Effects of FUL and PD0332991 on cell cycle regulators. (A) MCF-7 and FR.MCF-7 cells were grown to 70% confluence, or (B) treated with 500 nM FUL or solvent (Co) for the indicated times when they were lysed and similar amounts of protein subjected to electrophoretic separation and western blot analysis with the indicated antibodies.
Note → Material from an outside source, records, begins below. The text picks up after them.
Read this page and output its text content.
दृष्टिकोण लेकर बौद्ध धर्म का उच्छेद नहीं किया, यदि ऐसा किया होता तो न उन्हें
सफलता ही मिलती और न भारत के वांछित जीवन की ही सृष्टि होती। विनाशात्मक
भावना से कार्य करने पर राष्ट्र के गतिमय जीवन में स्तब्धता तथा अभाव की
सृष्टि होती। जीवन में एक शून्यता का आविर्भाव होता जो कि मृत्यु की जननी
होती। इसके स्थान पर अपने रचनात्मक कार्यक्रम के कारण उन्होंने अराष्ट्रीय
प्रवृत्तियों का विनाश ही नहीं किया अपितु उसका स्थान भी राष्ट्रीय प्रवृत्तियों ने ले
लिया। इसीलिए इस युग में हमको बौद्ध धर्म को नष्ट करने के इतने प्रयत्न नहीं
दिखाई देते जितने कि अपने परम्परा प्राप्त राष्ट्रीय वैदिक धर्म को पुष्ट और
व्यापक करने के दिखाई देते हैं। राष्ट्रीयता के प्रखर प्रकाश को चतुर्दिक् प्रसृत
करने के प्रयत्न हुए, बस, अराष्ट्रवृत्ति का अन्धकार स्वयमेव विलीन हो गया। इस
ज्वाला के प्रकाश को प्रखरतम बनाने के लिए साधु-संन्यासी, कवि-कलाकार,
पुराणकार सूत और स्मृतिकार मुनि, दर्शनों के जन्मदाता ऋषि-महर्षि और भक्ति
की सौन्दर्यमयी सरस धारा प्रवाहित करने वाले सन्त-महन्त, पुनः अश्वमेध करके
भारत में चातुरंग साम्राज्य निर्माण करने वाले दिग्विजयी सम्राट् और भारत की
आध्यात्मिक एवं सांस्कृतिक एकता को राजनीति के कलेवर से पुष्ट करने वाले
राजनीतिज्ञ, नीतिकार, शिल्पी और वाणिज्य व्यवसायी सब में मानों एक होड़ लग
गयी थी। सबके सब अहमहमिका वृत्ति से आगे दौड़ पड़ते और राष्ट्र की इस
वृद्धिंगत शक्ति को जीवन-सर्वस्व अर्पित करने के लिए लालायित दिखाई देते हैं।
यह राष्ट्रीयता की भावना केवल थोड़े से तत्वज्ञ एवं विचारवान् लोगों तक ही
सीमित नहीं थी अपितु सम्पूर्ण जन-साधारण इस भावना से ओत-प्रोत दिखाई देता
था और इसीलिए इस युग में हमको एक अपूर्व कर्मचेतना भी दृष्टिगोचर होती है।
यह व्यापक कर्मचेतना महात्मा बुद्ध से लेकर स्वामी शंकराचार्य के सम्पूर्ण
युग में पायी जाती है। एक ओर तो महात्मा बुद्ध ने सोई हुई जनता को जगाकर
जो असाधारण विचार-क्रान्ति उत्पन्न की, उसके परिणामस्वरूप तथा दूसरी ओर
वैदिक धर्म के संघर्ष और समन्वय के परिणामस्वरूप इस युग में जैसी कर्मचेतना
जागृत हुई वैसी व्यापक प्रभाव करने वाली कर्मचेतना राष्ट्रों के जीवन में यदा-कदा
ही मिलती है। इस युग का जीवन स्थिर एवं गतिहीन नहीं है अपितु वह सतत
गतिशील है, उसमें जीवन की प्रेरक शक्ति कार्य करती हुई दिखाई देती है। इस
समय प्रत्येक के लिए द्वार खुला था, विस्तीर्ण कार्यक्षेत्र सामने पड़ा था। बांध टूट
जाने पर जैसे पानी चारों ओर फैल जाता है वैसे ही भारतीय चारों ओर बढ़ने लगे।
Equal sample loading was confirmed by Ponceau S staining and α-tubulin analysis. (C) MCF-7 and FR.MCF-7 cells were grown for 24 and 48 h when cells were counted and the duplication time calculated. Experiments were carried out in triplicate, error bars indicate s.e.m. and asterisk denotes significance (t-test). (D) MCF-7 and FR.MCF-7 cells were exposed to 25 and 50 nM PD0332991 and cell proliferation was measured after 48 h. Experiments were carried out in triplicate, error bars indicate s.e.m. and asterisks denote significance (t-test). (E) MCF-7 and FR.MCF-7 cells were grown to 70% confluence and treated with 50 nM PD0332911 or solvent (Co) for the indicated times when they were lysed and similar amounts of protein subjected to electrophoretic separation and western blot analysis with the indicated antibodies. Equal sample loading was confirmed by Ponceau S staining and α-tubulin analysis.

Figure 5

Effects of fulvestrant on SWI/SNF subunits and targets. MCF-7 and FR.MCF-7 cells were incubated with 500 nM FUL and harvested after 2, 8, 24 and 48 h of treatment. Cells were lysed, protein samples subjected to electrophoretic separation and to western blot analysis with the indicated antibodies. Equal sample loading was confirmed by Ponceau S staining and β-tubulin analysis.